Goodyear to Build New Factories in Asia, Eastern Europe
On August 15 Goodyear made mention of plans to build new tyre factories in Asia and Eastern Europe in addition to expanding capacity at existing facilities. These new additions come as part of the tyremaker’s plans to increase global capacity for high margin tyre lines by 40 per cent and capacity in existing low-cost facilities by a third. According to Goodyear, these new plants and increased capacity will be instrumental in company plans to source half its global tyre production from low-cost countries by 2012.
The US tyre major also plans to inject funds into its facilities in Fayetteville, North Carolina, and Gadsden, Alabama, to increase their capacity for producing higher-margin tyre lines.

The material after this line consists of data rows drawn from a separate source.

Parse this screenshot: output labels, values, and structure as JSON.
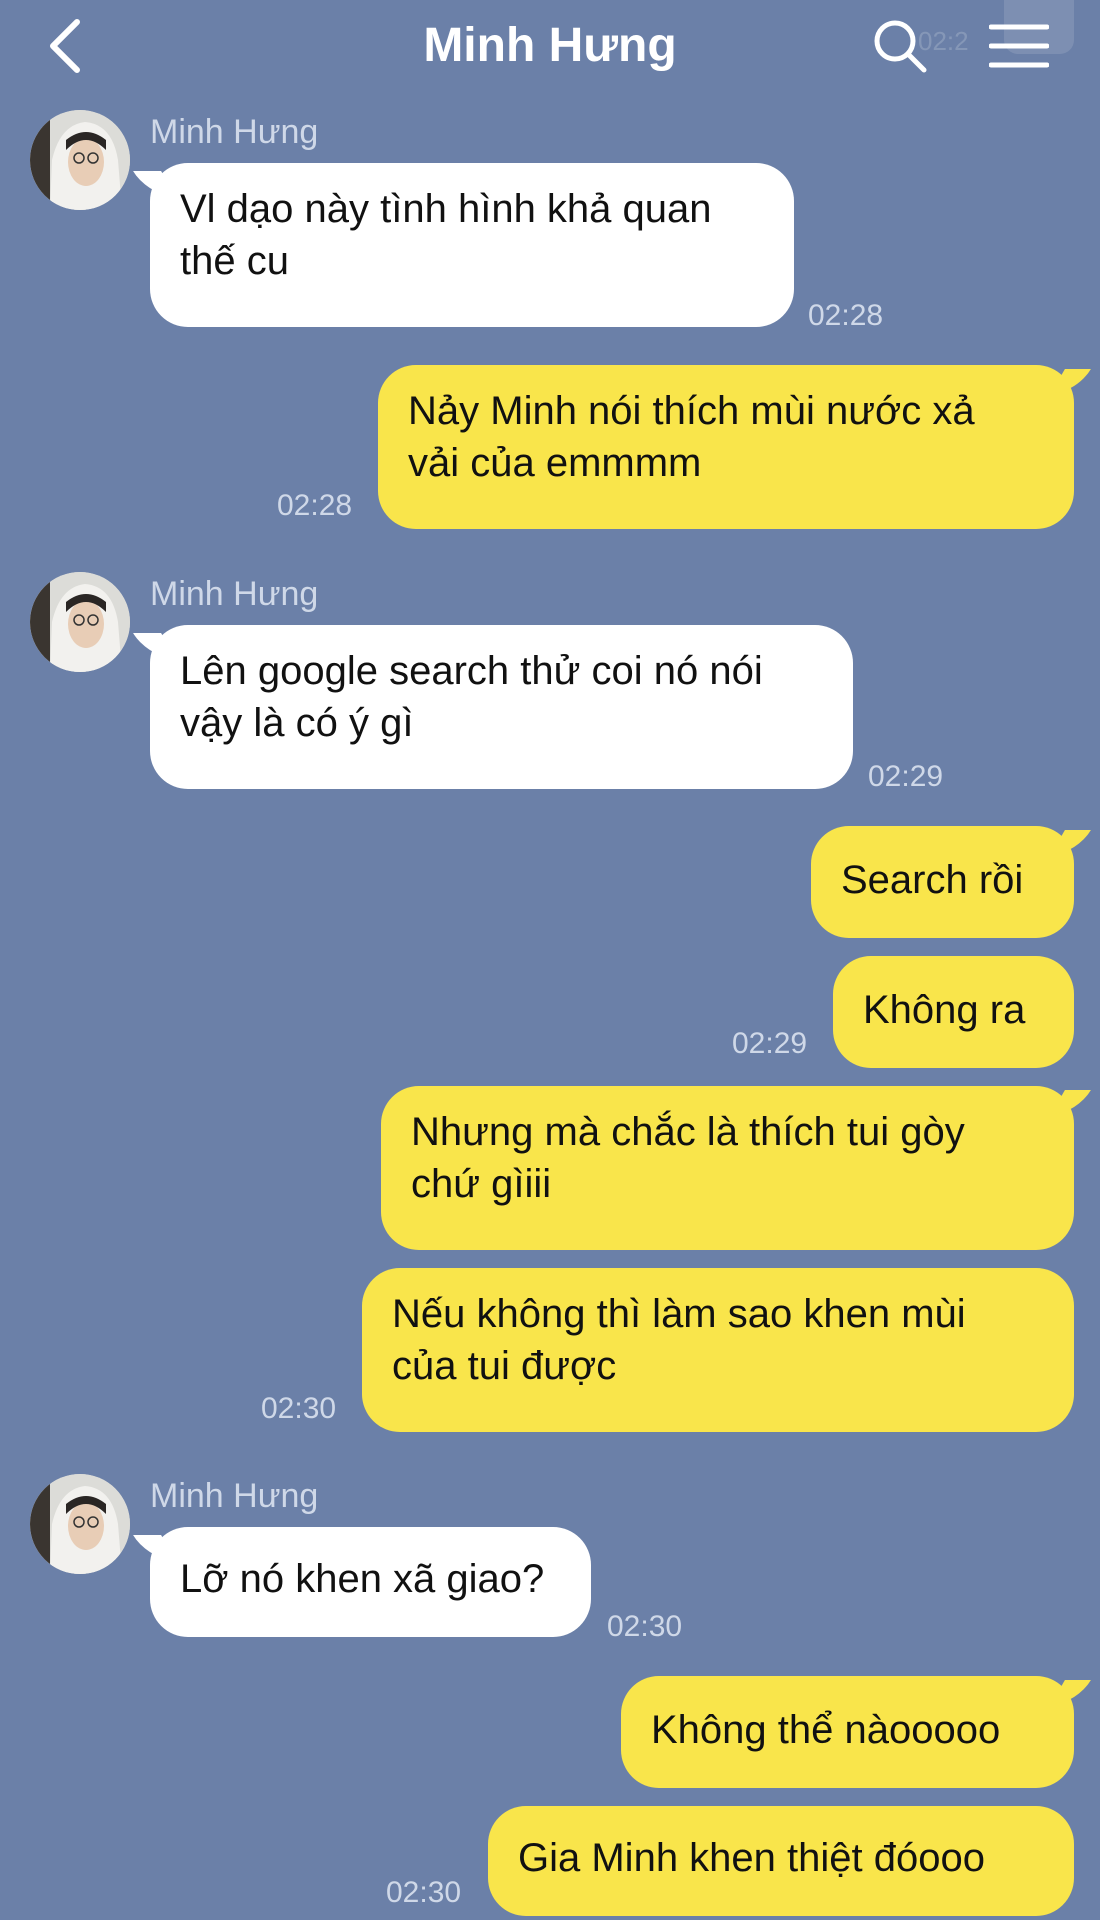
{
  "header": {
    "title": "Minh Hưng",
    "back_icon": "chevron-left-icon",
    "search_icon": "search-icon",
    "menu_icon": "hamburger-menu-icon",
    "ghost_time": "02:2"
  },
  "colors": {
    "background": "#6b80a8",
    "incoming_bubble": "#ffffff",
    "outgoing_bubble": "#f9e54b"
  },
  "messages": [
    {
      "direction": "in",
      "sender": "Minh Hưng",
      "text": "Vl dạo này tình hình khả quan\nthế cu",
      "time": "02:28"
    },
    {
      "direction": "out",
      "text": "Nảy Minh nói thích mùi nước xả\nvải của emmmm",
      "time": "02:28"
    },
    {
      "direction": "in",
      "sender": "Minh Hưng",
      "text": "Lên google search thử coi nó nói\nvậy là có ý gì",
      "time": "02:29"
    },
    {
      "direction": "out",
      "text": "Search rồi",
      "time": ""
    },
    {
      "direction": "out",
      "text": "Không ra",
      "time": "02:29"
    },
    {
      "direction": "out",
      "text": "Nhưng mà chắc là thích tui gòy\nchứ gìiii",
      "time": ""
    },
    {
      "direction": "out",
      "text": "Nếu không thì làm sao khen mùi\ncủa tui được",
      "time": "02:30"
    },
    {
      "direction": "in",
      "sender": "Minh Hưng",
      "text": "Lỡ nó khen xã giao?",
      "time": "02:30"
    },
    {
      "direction": "out",
      "text": "Không thể nàooooo",
      "time": ""
    },
    {
      "direction": "out",
      "text": "Gia Minh khen thiệt đóooo",
      "time": "02:30"
    }
  ]
}
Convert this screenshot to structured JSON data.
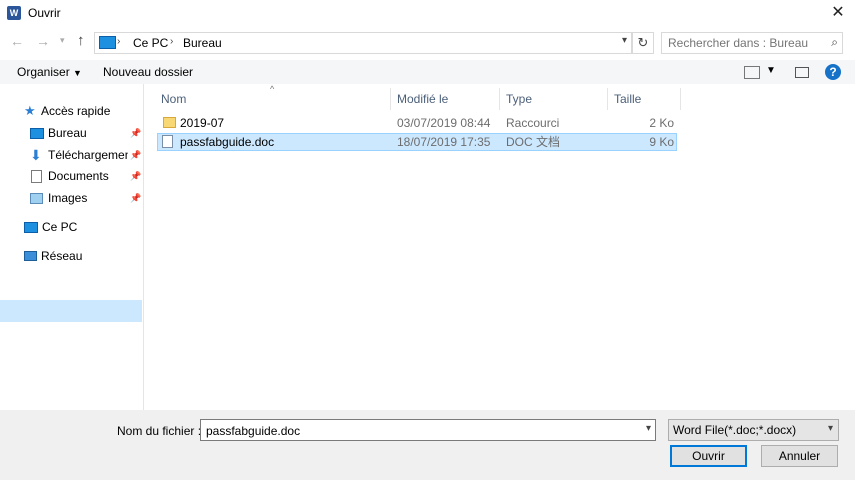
{
  "window": {
    "title": "Ouvrir",
    "app_icon_letter": "W"
  },
  "address": {
    "segments": [
      "Ce PC",
      "Bureau"
    ]
  },
  "search": {
    "placeholder": "Rechercher dans : Bureau"
  },
  "toolbar": {
    "organize": "Organiser",
    "new_folder": "Nouveau dossier"
  },
  "sidebar": {
    "items": [
      {
        "label": "Accès rapide"
      },
      {
        "label": "Bureau"
      },
      {
        "label": "Téléchargements"
      },
      {
        "label": "Documents"
      },
      {
        "label": "Images"
      },
      {
        "label": "Ce PC"
      },
      {
        "label": "Réseau"
      }
    ]
  },
  "columns": {
    "name": "Nom",
    "modified": "Modifié le",
    "type": "Type",
    "size": "Taille"
  },
  "files": [
    {
      "name": "2019-07",
      "modified": "03/07/2019 08:44",
      "type": "Raccourci",
      "size": "2 Ko"
    },
    {
      "name": "passfabguide.doc",
      "modified": "18/07/2019 17:35",
      "type": "DOC 文档",
      "size": "9 Ko"
    }
  ],
  "footer": {
    "filename_label": "Nom du fichier :",
    "filename_value": "passfabguide.doc",
    "filetype": "Word File(*.doc;*.docx)",
    "open": "Ouvrir",
    "cancel": "Annuler"
  },
  "colors": {
    "accent": "#0078d7",
    "selection": "#cce8ff"
  }
}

These new investments are one side of a program of restructuring that has also seen upheaval in other parts of the world. Goodyear has closed plants or is planning closures in the UK, New Zealand, Morocco, Canada and the US, and company assets have been sold off. However, through its commitment to these sometimes painful measures the company remains on track for $1.8 billion to $2 billion of annualised gross cost savings by the end of 2009. The sale of Goodyear’s Engineered Products Division to the Carlyle Group was finalised on August 1, and the proceeds from the sale will be used to expand its business, reduce debt and fund a healthcare trust fund for union retirees.